St. Peter’s was built at the expense of one of the Bruni pilots, William Lawrence and the prayer book he provided for the church is on display in the museum.

It is entitled “Book of Common Prayer, the United Church of England and Ireland, of St. Peter’s Church, Bruné  Island,” and was published by Oxford University Press in 1842 for the Society for Promoting Christian Knowledge.

Captain William Lawerance - Settlement builder and pilot

The “Hobart Town Courier,” of  July 18, 1846, records that on July 14 of that year the first Bishop of Tasmania, Francis Russell Nixon, left Hobart Town in the 285 ton Arequipa for England via Sydney.


The Arequipa sailed at 8.30 a.m. and at noon anchored in midstream and William Lawrence took the Bishop and his party two miles down the Bruni shore in boats.


The Bishop was to lay the foundation stone for St. Peter’s. The party assembled “at the spot chosen as the site, on the dividing range of Bruni Island, with the sea on both sides in full view.”


The Archdeacon and three Clergymen assisted the Bishop in the service, hymns were sung by the congregation, a reading was included and the Bishop led in prayer and spoke appropriate words.
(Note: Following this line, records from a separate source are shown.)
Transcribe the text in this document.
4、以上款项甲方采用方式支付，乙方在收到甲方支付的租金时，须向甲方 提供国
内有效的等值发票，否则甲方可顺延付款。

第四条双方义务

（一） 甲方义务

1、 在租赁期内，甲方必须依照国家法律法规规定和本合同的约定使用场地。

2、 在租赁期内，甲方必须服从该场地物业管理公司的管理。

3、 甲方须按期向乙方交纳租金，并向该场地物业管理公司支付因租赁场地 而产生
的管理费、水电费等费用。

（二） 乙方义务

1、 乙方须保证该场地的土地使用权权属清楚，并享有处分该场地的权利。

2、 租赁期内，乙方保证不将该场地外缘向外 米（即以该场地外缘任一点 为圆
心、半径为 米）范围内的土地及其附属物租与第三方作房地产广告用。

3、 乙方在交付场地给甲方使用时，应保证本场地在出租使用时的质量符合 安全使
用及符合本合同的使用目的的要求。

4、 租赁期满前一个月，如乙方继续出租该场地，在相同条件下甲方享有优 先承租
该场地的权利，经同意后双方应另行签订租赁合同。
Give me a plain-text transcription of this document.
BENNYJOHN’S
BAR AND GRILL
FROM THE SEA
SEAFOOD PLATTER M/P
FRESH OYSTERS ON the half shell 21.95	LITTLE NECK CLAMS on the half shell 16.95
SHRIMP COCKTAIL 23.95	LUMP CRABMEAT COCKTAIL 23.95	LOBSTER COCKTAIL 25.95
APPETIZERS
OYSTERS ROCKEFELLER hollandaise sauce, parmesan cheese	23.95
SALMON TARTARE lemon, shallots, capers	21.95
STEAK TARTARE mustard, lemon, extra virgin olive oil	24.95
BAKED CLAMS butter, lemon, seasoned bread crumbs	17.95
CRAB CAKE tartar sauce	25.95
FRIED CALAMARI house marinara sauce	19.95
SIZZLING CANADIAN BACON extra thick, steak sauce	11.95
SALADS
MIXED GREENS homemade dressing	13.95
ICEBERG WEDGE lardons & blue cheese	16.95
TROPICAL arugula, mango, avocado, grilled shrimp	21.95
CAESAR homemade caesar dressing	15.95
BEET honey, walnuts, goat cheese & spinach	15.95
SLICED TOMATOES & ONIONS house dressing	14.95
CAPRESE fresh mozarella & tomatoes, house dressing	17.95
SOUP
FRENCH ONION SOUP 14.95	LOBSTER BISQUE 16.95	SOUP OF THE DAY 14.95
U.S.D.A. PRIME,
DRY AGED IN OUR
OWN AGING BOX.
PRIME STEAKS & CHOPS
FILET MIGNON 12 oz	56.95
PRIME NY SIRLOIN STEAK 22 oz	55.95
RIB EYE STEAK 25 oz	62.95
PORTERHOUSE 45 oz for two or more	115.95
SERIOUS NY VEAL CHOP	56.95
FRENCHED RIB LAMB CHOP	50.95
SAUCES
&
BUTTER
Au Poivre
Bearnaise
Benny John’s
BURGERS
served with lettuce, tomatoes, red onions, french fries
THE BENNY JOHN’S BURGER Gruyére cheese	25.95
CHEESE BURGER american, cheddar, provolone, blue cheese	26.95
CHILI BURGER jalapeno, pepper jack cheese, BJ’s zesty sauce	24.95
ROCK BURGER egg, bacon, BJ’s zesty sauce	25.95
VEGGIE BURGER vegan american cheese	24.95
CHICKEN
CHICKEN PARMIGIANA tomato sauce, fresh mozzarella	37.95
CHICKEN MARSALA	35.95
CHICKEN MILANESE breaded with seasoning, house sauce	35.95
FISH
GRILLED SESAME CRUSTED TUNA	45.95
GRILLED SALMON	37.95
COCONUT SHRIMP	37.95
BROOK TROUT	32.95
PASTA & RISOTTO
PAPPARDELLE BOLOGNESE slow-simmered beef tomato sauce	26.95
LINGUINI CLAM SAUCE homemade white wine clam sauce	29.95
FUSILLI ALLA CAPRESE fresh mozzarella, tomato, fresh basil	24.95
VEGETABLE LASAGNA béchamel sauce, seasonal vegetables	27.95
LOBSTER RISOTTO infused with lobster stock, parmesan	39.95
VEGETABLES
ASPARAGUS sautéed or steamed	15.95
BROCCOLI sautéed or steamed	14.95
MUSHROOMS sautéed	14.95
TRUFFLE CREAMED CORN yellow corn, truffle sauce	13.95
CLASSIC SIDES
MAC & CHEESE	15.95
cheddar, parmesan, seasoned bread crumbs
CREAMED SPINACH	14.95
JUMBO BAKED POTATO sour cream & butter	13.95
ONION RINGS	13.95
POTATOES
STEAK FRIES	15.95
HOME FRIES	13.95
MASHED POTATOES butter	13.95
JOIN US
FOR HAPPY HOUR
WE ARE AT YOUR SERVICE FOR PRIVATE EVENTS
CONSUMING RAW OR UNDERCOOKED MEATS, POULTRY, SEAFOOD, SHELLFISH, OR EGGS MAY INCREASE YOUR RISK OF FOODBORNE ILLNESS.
The “courier” of April 21, 1847, tells of the first service in the church at which the Archdeacon officiated and the Rural Dean, the Rev. R. R. Davies, gave the sermon. Most Bruni inhabitants were there despite inclement weather.
The “Courier” said of the church “it is a great Gothic building situated on the summit of the hill immediately over Adventure Bay the first spot ever visited by Englishman (in Tasmania), Capt. Cook having landed there more than 70 years ago.
“His name is still visible carved on the tree in the neighbourhood of the church and a short time since a bottle containing the account of his landing was found at the foot of the tree. The church is neatly fitted up inside, with font, pulpit and reading desk etc. The bell weighing more than 110 pounds was cast in Hobart Town and is a gift of Mr. Lawrence.”